Intelligence and Culture
Intelligence can also have different meanings and values in different cultures. If you live on a small island, where most people get their food by fishing from boats, it would be important to know how to fish and how to repair a boat. If you were an exceptional angler, your peers would probably consider you intelligent. If you were also skilled at repairing boats, your intelligence might be known across the whole island. In Irish families, hospitality and telling an entertaining story are marks of the culture. If you are a skilled storyteller, other members of Irish culture are likely to consider you intelligent. Some cultures place a high value on working together as a collective. In these cultures, the importance of the group supersedes the importance of individual achievement. When you visit such a culture, how well you relate to the values of that culture exemplifies your cultural intelligence, sometimes referred to as cultural competence.
Intelligence Tests
Reliable intelligence testing began in the early 1900s with researchers named Alfred Binet and Henri Simon. They were instructed by the French government to develop an intelligence test to use on children in order to determine which ones might have difficulty in school. The test included many verbally based tasks.
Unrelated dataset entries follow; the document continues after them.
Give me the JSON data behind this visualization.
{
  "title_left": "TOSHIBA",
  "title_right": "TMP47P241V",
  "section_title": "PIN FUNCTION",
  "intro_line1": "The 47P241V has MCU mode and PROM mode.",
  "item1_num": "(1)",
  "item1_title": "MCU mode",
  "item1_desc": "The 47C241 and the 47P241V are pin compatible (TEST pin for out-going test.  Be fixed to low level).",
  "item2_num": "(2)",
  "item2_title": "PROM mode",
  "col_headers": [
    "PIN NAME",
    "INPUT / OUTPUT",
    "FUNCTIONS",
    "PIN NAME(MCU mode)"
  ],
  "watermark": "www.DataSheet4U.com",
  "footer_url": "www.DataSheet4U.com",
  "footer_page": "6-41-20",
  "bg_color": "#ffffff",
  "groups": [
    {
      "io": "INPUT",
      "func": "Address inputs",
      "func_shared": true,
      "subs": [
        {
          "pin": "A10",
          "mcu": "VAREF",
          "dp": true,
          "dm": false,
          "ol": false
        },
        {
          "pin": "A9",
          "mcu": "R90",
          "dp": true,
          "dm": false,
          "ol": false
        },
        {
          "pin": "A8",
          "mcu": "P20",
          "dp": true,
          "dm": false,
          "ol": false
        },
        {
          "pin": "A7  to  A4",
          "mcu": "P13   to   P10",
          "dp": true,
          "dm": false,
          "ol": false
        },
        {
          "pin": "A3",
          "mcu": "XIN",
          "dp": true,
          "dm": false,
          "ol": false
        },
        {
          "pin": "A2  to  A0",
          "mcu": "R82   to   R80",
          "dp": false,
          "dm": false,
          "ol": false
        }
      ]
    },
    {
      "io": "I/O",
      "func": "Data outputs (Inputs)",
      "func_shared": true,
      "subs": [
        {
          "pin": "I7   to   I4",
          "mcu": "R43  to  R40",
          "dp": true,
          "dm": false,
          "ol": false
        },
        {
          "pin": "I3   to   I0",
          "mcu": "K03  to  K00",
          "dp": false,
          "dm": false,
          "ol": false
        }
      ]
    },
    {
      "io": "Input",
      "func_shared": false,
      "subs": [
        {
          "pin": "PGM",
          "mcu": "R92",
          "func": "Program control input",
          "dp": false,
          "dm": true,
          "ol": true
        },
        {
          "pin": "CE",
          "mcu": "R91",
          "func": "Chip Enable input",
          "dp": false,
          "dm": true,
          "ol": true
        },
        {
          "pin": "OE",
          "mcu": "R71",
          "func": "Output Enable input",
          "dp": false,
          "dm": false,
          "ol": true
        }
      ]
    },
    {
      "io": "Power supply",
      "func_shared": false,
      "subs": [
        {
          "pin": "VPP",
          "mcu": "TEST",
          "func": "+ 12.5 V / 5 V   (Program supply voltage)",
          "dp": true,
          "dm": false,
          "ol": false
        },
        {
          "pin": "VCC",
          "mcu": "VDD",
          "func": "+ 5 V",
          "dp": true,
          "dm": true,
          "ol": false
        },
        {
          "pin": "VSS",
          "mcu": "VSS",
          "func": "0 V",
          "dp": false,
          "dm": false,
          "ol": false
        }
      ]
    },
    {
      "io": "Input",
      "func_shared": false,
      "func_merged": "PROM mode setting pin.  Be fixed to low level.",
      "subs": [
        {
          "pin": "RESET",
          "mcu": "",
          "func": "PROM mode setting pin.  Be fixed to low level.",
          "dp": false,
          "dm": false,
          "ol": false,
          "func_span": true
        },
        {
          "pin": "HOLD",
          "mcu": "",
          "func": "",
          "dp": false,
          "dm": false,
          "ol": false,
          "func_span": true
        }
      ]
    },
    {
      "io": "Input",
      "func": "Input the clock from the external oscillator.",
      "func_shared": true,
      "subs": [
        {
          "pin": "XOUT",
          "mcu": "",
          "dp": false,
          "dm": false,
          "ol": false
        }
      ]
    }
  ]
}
American researchers soon realized the value of such testing and Louis (Lewis) Terman, a Stanford professor, modified Binet’s work by standardizing the administration of the test, which was standardized by testing thousands of different-aged children in the United States to establish an average score for each age group. The Stanford-Binet, is a measure of general intelligence made up of a wide variety of tasks including vocabulary, memory for pictures, and naming of familiar objects and is primarily used with children.
Later, David Wechsler created an adult intelligence test named the Wechsler Adult intelligence Scale (WAIS), which is the most widely used intelligence test for adults (Watkins, Campbell, Nieberding, & Hallmark, 1995). The current version of the WAIS, consists of 15 different tasks including working memory, arithmetic ability, spatial ability, and general knowledge about the world. These 15 tasks measure a dimension of intelligence and provide psychologists with four domains scores: verbal, perceptual, working memory, and processing speed. The WAIS is highly correlated with the Stanford-Binet, as well as with criteria of academic and life success, including college grades, measures of work performance, and occupational level. It also shows significant correlations with measures of everyday functioning among individuals with intellectual disabilities.